Clearly, ASTs are important for the JavaScript ecosystem. Our entire modern build toolchain uses them to some degree. But where they are particularly helpful to us is when we need to analyze or change code en masse in large projects or in a way that’s repeatable across many different projects. Understanding ASTs allows us to write codemods, programs that take an AST and alter it for some needed change. For example, say you manage the design system at your company and you shipped a major version update recently. Depending on the changes shipped, you could write a codemod that helps your users update their components automatically instead of having to do it by hand. At Salesloft, I’ve written multiple codemods for code updates and CLI tools for code analysis that wouldn’t be possible without access to the AST2.

It would take a book (or three) to talk through everything we can do with ASTs, but hopefully I’ve piqued your curiousity. If you’re interested in learning more, I highly recommend starting with AST Explorer. You can input source code for 10s of languages, parse it down to AST using many different parsers, and explore the output. Depending on the language, it may even let you right codemods right there in the browser. This has been the single greatest learning tool for me when it comes to JavaScript ASTs.

Footnotes

  1. You can view the input and output via this AST Explorer page.

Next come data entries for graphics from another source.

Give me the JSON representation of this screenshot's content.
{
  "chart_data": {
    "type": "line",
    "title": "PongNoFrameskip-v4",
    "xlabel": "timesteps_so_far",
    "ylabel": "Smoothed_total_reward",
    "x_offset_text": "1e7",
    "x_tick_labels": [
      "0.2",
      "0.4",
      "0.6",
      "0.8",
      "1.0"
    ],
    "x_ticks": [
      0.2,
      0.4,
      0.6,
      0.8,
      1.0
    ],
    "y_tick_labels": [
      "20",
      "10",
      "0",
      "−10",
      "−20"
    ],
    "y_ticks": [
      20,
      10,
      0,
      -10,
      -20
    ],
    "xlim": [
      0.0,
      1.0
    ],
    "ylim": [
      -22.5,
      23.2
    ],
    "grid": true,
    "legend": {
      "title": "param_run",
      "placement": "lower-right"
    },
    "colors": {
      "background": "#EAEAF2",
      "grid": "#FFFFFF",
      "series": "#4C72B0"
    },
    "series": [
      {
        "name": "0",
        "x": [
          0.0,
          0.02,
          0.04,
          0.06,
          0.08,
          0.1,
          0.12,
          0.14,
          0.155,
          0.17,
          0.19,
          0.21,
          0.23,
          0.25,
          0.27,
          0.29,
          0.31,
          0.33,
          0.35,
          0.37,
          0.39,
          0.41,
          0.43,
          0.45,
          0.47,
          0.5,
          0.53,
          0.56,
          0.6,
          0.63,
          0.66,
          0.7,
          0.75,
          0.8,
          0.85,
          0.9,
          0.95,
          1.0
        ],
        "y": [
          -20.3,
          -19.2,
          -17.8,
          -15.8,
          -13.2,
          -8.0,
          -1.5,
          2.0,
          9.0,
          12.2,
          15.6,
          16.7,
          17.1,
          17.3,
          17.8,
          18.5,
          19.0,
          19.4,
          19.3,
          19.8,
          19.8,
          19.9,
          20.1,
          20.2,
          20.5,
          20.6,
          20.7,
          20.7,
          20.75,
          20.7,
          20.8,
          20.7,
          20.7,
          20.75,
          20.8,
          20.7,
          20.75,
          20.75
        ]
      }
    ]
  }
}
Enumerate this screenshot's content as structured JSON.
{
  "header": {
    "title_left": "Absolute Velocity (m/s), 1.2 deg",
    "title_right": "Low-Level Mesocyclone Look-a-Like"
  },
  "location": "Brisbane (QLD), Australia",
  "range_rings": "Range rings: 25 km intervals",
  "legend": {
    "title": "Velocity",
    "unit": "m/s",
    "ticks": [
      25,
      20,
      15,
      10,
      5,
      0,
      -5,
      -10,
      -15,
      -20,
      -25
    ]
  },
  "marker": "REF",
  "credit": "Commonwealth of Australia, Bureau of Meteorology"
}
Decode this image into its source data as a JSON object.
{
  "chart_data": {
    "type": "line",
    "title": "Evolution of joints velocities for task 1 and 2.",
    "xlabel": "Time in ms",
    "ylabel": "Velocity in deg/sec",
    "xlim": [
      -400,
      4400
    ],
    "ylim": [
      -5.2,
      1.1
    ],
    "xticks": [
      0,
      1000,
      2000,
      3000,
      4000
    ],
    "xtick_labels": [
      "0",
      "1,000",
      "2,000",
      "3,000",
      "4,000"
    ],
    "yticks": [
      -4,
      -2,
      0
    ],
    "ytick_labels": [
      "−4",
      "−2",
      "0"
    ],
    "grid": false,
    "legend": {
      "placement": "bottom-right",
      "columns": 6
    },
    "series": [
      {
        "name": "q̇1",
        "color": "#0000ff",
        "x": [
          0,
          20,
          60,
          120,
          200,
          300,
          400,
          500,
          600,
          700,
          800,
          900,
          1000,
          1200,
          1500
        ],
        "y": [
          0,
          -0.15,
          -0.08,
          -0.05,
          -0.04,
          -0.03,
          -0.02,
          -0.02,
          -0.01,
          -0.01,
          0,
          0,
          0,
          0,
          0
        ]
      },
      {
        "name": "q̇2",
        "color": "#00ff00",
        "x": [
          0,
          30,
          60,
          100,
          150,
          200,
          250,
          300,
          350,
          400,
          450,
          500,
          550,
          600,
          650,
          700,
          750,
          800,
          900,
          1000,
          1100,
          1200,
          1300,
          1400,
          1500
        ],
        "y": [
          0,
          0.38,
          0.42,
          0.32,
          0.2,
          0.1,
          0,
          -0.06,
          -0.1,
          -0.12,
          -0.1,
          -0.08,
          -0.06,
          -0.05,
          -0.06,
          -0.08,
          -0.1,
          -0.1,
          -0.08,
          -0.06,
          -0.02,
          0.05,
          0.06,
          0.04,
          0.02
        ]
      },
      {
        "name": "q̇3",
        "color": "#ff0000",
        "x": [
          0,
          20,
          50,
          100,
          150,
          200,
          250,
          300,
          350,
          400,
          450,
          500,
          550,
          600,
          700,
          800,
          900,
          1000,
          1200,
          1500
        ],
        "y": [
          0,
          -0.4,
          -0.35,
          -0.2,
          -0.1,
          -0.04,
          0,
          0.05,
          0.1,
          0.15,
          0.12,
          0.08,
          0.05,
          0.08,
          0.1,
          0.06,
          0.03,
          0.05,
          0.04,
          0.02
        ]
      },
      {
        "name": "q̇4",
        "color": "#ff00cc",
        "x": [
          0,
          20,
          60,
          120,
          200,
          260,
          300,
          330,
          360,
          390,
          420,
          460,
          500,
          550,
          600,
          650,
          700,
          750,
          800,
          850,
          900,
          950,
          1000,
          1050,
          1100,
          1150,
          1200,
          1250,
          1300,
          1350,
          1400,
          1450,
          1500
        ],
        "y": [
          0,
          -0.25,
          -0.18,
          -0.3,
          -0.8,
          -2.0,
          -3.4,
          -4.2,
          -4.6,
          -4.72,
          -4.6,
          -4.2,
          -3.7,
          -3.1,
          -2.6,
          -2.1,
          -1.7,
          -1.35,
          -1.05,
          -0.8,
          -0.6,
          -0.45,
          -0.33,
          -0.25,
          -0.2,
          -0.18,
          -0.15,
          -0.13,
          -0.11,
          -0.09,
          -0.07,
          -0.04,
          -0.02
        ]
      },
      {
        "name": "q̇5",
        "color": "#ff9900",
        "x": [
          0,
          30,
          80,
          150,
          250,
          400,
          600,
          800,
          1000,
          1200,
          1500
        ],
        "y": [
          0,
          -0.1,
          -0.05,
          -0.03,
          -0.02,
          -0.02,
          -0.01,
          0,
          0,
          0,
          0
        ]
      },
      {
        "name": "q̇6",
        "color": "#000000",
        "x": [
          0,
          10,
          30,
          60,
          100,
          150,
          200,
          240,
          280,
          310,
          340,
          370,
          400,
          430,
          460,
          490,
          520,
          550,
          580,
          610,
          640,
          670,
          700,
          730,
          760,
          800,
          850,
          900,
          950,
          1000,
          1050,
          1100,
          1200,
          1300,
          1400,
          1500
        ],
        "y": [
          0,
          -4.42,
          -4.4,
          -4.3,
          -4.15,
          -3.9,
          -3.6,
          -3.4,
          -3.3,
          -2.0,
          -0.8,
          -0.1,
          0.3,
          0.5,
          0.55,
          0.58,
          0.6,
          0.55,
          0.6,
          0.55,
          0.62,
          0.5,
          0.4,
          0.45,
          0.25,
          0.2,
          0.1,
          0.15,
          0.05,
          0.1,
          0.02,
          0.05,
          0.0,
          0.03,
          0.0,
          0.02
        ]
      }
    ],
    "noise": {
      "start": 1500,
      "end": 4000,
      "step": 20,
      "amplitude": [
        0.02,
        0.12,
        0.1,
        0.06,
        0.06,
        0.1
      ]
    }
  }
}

  2. To a degree, operating on code as data can be referred to as “meta programming”. Jumping languages for a moment, Elixir code is all data under the hood (and I’ve been told Lisps are the same, although I’m not personally familiar). One can write macros that alter the code itself, not just runtime behavior. Macros can be too magic-y if overused, but in the right situation they are incredibly powerful.